A hearty, healthy, and filling farro salad — sweet apple cider farro, roasted sweet potatoes, arugula, and an easy blender lemon dressing.
My toddler has a ridiculous obsession with pistachios. We were going through bags of pistachios so quickly (and as you probably know, they are NOT cheap!) that I finally bought a massive bag at Costco. The bag is ginormous and has been affectionately named by the toddler as “big nuts.”
So yes, there could be about a hundred better names for that bag of pistachios, but nothing else will stick so “big nuts” it is. ? He asks for me to get them out of the pantry and crack them open for him every single day. He’s just over halfway through this huge bag and is already asking me to buy another because he’s worried it’s going to be all gone soon. Which, I’ll admit, his worry is valid at the rate he’s going through this bag.
One of the positives about his obsession though — he will try anything that has pistachios in it. Enter: this salad.Farro is one of my favorite grains, but for some reason quinoa or rice are usually made before it is and the kiddos haven’t had too much experience eating it. So, for one of his first times trying farro, I wanted to make sure it was a positive one.
Topping this farro with all the pistachios definitely did the trick — he loved it! The babe had a bowl of the farro too and I’m thrilled to say both were fans.
If you’ve never tried farro, it’s very similar to brown rice — the texture is chewy like brown rice and the flavor is similar, but with a slightly nuttier taste. Farro originates from the Tuscan region of Italy; it is extremely filling, rich in protein and high in fiber.
With the combination of ingredients and flavors in this salad, I think it would be hard to not be a fan of farro. This salad is overall pretty sweet with some nutty notes from the farro and a little bit of salty-sweet flavors thanks to the nuts and dried cranberries. The arugula balances out the sweetness very nicely.
One of the best things about this salad is that it can be made ahead of time and lasts for 5-6 days all while still tasting great. As long as you don’t toss it with the arugula, the base stays good for a long time. Which means this is a perfect meal prep option!

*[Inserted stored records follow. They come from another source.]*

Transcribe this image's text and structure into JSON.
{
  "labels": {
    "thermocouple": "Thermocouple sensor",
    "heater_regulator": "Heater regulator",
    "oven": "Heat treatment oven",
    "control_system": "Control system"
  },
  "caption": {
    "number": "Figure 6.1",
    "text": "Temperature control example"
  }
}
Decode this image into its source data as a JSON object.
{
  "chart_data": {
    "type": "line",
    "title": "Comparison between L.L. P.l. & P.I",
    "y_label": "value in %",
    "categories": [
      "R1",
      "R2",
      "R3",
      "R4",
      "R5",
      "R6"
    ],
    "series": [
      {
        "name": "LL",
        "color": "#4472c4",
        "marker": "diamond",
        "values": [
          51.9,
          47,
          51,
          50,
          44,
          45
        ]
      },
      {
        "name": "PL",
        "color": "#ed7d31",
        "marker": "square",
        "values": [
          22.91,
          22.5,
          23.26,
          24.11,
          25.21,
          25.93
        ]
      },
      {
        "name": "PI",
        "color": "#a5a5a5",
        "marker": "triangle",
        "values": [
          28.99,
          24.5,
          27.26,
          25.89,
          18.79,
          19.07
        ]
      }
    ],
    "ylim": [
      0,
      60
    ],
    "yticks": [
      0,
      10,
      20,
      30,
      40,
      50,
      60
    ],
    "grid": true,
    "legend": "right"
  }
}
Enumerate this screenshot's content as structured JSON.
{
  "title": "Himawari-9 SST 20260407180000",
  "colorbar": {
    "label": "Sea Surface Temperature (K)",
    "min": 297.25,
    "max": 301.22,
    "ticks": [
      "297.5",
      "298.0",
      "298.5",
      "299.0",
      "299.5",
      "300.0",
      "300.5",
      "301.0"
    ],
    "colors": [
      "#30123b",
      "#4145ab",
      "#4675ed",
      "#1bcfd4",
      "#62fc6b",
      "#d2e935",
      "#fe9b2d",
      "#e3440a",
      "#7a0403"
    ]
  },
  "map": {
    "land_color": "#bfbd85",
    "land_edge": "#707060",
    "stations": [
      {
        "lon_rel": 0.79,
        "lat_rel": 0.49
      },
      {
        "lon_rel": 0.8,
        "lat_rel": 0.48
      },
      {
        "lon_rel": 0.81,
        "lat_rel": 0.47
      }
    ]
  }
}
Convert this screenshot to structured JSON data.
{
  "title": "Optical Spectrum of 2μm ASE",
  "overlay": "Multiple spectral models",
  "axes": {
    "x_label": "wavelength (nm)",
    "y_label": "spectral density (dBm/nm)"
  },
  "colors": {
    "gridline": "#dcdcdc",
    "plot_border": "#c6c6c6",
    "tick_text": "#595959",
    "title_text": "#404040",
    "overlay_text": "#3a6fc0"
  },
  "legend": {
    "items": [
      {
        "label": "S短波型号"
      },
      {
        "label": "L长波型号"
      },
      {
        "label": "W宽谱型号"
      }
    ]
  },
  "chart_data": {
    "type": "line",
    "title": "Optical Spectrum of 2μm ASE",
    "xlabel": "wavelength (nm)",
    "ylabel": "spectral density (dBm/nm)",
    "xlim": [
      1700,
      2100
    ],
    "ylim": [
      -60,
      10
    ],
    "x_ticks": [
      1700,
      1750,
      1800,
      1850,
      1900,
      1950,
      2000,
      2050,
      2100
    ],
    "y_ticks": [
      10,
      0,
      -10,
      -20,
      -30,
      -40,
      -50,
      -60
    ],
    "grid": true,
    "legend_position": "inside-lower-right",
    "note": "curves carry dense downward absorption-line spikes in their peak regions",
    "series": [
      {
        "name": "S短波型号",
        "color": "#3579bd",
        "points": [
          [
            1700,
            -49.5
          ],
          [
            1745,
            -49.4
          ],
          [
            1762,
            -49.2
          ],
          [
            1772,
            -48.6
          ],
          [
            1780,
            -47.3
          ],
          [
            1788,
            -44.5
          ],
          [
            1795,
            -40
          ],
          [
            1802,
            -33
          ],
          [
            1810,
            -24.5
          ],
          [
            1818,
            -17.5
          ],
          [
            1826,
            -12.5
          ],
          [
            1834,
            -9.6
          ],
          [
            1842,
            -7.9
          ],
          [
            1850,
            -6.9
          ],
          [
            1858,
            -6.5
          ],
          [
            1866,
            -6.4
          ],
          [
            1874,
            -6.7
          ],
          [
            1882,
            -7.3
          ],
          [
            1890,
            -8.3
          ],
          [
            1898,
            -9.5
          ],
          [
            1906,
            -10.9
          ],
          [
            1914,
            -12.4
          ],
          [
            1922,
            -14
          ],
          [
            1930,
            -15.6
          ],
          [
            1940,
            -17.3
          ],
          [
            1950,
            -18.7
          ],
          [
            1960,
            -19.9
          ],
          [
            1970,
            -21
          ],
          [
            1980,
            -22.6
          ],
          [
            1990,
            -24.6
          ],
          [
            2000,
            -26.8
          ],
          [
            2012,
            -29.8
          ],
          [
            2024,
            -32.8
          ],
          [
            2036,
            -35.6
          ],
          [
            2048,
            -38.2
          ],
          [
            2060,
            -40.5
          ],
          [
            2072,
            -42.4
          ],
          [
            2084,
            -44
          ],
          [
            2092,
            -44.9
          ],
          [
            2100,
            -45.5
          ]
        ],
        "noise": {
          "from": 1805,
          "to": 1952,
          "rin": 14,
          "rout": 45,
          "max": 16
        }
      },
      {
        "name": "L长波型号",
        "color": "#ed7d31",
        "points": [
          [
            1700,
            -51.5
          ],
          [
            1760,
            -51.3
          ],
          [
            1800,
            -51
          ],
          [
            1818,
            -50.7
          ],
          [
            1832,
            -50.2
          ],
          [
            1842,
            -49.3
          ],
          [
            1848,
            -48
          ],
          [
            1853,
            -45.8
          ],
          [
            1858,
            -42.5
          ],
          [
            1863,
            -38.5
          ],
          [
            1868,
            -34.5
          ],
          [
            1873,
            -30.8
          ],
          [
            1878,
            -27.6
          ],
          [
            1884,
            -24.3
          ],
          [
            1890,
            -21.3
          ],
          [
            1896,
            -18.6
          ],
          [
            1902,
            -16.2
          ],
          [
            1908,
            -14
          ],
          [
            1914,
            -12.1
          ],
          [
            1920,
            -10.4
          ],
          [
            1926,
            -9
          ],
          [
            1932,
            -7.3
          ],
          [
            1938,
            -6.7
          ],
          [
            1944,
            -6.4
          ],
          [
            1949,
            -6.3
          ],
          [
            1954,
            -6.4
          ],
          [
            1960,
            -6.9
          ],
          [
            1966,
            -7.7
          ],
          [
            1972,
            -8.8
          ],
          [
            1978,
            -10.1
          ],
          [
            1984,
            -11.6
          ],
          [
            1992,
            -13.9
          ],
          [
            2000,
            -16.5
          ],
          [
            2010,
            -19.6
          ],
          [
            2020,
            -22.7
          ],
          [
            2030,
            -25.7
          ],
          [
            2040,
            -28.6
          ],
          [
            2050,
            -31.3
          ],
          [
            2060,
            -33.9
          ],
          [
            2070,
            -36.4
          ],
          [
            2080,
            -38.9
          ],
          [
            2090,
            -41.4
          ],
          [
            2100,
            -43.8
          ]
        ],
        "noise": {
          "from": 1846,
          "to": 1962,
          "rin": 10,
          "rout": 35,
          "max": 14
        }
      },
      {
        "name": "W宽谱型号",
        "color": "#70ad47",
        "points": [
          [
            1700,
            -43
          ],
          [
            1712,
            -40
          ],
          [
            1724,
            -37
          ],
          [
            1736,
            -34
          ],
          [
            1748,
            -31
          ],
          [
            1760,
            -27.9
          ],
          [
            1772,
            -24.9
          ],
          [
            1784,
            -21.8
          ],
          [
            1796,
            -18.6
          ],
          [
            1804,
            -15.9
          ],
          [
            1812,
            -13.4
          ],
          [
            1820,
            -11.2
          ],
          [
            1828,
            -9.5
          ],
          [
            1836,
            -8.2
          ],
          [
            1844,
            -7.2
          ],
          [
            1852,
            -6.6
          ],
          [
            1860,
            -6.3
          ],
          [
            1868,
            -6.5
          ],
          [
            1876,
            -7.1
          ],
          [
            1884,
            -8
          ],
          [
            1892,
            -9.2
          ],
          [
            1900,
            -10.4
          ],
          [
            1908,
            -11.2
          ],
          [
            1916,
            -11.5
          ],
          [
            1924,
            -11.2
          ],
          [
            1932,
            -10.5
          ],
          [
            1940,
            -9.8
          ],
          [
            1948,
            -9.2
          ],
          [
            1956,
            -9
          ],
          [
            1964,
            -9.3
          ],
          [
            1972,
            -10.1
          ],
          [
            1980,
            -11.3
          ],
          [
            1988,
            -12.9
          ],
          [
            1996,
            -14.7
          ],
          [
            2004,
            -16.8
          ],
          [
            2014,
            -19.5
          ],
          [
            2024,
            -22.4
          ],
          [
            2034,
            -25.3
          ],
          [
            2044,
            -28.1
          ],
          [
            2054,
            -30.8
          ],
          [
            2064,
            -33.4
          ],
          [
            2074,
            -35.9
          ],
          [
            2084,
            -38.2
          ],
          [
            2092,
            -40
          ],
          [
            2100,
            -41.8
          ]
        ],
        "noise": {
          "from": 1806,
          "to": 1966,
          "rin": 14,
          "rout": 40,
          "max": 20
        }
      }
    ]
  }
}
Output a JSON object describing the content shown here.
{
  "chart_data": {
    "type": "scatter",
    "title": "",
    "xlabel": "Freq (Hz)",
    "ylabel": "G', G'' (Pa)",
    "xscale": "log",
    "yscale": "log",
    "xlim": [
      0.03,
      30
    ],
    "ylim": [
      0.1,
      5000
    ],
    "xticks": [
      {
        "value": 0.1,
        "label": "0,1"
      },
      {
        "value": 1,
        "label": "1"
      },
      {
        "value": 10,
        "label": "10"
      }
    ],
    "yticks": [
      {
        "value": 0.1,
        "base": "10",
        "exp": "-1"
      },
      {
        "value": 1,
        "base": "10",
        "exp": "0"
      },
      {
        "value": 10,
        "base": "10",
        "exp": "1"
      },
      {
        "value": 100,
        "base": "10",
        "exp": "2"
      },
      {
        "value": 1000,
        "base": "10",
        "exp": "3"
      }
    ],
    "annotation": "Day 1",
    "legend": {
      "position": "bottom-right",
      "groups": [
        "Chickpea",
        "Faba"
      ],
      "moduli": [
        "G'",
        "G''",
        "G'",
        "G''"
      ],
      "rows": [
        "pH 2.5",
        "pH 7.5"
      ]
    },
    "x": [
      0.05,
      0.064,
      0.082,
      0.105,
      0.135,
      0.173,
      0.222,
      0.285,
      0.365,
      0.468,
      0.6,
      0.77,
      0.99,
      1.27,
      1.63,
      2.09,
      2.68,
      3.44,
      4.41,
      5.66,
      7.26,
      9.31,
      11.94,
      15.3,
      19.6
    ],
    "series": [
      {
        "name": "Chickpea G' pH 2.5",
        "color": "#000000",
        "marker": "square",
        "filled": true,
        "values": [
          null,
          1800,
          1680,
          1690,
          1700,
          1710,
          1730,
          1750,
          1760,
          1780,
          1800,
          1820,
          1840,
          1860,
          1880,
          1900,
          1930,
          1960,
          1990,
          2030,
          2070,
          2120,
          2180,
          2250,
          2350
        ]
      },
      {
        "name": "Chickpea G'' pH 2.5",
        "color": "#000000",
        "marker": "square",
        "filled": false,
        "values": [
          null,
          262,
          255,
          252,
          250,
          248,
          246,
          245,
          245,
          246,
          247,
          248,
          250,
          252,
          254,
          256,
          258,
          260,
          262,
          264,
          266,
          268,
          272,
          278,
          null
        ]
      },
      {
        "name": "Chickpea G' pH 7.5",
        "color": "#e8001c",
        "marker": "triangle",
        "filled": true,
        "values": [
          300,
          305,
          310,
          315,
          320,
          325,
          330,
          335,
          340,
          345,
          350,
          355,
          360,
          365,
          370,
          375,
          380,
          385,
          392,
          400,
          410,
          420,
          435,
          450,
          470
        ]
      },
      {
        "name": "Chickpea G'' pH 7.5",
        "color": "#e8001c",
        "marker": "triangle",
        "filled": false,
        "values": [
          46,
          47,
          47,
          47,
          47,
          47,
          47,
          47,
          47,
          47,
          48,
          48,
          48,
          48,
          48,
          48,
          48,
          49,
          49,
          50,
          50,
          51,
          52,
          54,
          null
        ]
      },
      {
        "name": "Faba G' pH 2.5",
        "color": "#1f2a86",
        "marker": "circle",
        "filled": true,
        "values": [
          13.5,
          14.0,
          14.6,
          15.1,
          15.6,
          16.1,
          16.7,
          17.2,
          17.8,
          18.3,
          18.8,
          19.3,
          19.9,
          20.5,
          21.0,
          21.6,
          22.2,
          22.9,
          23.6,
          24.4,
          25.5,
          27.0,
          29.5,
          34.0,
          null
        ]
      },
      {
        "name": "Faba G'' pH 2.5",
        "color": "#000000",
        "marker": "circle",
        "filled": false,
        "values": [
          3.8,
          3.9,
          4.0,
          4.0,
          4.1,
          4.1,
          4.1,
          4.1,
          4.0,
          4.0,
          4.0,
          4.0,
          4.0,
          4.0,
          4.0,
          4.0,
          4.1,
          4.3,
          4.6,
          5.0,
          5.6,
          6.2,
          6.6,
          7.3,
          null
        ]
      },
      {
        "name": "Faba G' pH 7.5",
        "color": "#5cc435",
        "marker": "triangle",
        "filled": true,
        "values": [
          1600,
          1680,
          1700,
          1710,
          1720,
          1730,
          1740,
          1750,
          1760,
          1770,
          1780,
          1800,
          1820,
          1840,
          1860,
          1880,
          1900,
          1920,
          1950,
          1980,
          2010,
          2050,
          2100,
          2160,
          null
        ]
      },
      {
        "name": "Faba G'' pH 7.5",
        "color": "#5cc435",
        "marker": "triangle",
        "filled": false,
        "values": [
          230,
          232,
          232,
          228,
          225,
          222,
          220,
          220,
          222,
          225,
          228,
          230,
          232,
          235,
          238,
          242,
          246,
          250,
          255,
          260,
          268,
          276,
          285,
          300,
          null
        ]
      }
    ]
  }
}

- 1 cup plain pearled farro (I use Alessi Foods Organic)
- 1 cup apple cider
- 1 cup chicken broth or water
- 2 bay leaves
- Salt and Pepper
- 2 cups arugula
- 3/4 cup Italian flat leaf parsley not curly parsley, not packed
- 2 and 1/4 cups (1-2 large) sweet potatoes
- 1 tablespoon olive oil
- 1/2 cup pistachios
- 1/3 cup dried cranberries
- Optional: shaved Parmesan cheese
- 1 large lemon 4 tablespoons juice & 1/2 teaspoon zest
- 1/4 teaspoon onion powder
- 1/2 teaspoon Dijon mustard
- 3 tablespoons white sugar
- 1/3 cup olive oil
Preheat the oven to 400 degrees F.
In a medium saucepan, add the farro, apple cider, chicken broth or water, bay leaves, and 1 teaspoon salt. Follow package instructions to cook (bring to a boil and then reduce the heat and simmer until the farro is tender and liquid evaporates.) Remove and discard bay leaves.
Meanwhile, peel and chop a sweet potato into small bite-sized pieces.
Place the sweet potato pieces on the pan and drizzle olive oil on the pieces. Add a pinch of salt and pepper. Toss to coat.
Bake for 15 minutes and then flip/stir around and bake for another 10-15 minutes or until tender.
While the potatoes are cooking: prepare the dressing. Combine all of the dressing ingredients except the olive oil in a blender or food processor. I like to add about 1/4 teaspoon salt to the dressing (optional)
Pulse for about 10 seconds and then add in the olive oil. Pulse 1-2 times until just combined.
Coarsely chop the pistachios, coarsely chop the parsley, and thinly slice or chop the apple.
When the farro is done, allow to slightly cool and then add 2 tablespoons of the prepared dressing.
In a large bowl, pour in the farro mixture, roasted sweet potato, pistachios, parsley, apple, cranberries, and arugula.
Toss with dressing to taste (you might not use all the dressing) and add some shaved Parmesan if desired.
If you want to meal prep or have leftovers only add arugula to what you will be eating.